The book, full of surprises, thrives on ambiguity and on overturning assumptions. Leo the psychotherapist is as mad as his patients. He has an unnerving tendency to use his scientific background to explain his wonky way of thinking.

“I like the way Leo will turn to science to buttress his argument about his situation. He uses science to convince himself that it’s all right to think something that so many other indicators say is a bad way to think.”

Critics have been divided, many lavishing praise on the book, others complaining that it’s just full of tricks. That doesn’t faze her a bit.

“The word ‘trick’ is small, but I think the whole thing is a trick. I don’t think that’s diminishing. Chapters are tricks, paragraph breaks are tricks. Everything seems like trickery to me, which is part of what I like about fiction.”
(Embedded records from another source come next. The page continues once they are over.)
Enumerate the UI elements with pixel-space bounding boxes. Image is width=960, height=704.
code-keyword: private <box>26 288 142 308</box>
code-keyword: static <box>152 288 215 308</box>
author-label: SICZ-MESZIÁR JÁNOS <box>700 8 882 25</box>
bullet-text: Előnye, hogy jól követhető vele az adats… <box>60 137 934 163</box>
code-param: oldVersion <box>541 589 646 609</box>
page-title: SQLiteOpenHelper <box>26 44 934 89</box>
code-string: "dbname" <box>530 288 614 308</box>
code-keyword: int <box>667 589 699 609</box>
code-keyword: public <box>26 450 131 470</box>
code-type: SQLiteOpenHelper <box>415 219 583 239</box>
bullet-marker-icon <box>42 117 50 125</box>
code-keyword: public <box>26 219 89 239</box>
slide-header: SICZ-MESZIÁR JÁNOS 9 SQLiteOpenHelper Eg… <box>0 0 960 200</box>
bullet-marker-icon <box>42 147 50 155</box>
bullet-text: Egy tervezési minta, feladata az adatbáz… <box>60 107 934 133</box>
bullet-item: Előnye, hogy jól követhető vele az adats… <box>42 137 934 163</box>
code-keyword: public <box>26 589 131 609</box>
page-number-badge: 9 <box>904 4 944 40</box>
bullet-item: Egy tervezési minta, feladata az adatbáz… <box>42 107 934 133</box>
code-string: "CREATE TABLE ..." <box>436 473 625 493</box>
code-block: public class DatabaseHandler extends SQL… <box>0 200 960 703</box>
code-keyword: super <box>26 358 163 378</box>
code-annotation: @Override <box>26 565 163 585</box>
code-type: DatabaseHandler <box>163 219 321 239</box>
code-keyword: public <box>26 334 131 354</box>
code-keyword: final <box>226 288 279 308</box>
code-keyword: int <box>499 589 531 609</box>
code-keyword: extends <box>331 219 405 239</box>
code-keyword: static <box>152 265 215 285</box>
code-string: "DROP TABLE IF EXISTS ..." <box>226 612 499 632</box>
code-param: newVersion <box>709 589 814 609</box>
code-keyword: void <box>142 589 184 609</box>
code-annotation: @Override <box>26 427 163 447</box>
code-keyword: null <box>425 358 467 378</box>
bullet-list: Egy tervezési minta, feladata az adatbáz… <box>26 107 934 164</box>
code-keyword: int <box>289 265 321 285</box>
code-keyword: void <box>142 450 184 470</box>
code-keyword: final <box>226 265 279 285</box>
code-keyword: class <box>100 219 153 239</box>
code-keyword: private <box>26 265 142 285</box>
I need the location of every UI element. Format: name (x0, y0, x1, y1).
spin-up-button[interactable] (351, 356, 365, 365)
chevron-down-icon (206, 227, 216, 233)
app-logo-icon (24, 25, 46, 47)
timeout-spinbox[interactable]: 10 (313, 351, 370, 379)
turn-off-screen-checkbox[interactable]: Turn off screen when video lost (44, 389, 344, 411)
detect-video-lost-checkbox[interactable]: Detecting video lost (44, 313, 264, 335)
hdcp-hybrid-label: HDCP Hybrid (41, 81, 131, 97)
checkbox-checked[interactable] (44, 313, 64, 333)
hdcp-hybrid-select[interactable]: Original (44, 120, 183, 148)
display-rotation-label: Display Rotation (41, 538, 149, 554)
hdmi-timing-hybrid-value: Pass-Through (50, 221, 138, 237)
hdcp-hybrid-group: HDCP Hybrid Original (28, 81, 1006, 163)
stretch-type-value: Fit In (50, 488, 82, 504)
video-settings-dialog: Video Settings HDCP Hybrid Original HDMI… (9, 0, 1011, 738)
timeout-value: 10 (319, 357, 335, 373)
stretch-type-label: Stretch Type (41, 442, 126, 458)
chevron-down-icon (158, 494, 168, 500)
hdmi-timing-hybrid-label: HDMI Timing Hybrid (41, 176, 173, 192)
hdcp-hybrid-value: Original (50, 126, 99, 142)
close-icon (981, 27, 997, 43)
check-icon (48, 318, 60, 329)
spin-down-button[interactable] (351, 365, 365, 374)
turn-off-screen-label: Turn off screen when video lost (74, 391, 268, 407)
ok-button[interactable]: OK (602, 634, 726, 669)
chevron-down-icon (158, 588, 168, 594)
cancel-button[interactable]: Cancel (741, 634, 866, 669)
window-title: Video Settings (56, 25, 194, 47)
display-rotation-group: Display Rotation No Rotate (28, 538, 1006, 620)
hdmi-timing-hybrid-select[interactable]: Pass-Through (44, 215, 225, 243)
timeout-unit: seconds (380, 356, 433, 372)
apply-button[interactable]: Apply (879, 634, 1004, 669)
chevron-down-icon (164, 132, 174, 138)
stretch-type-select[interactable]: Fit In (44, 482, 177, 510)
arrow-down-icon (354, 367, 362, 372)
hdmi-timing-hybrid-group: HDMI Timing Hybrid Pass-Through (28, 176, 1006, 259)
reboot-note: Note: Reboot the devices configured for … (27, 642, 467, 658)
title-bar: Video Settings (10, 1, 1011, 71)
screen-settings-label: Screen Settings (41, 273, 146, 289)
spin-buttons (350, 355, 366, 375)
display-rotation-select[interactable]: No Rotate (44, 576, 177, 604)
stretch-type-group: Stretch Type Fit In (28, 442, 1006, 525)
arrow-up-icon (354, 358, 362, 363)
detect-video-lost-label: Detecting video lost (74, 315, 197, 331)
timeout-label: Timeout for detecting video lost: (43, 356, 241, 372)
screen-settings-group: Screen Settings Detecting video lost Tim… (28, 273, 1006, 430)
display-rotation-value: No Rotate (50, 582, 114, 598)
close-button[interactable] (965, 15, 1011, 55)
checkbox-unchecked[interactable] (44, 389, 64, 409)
She never practised medicine, precisely because doctors need to be so sure of themselves, to make confident pronouncements on the state of people’s health. Uncertainty, she says, is her best friend.

“Everyone has their strategy for getting by. Mine is to enjoy being uncertain. I don’t think that’s the best thing for a doctor. I’m so envious of people who are confident and certain of their opinions, people with a large body of knowledge.”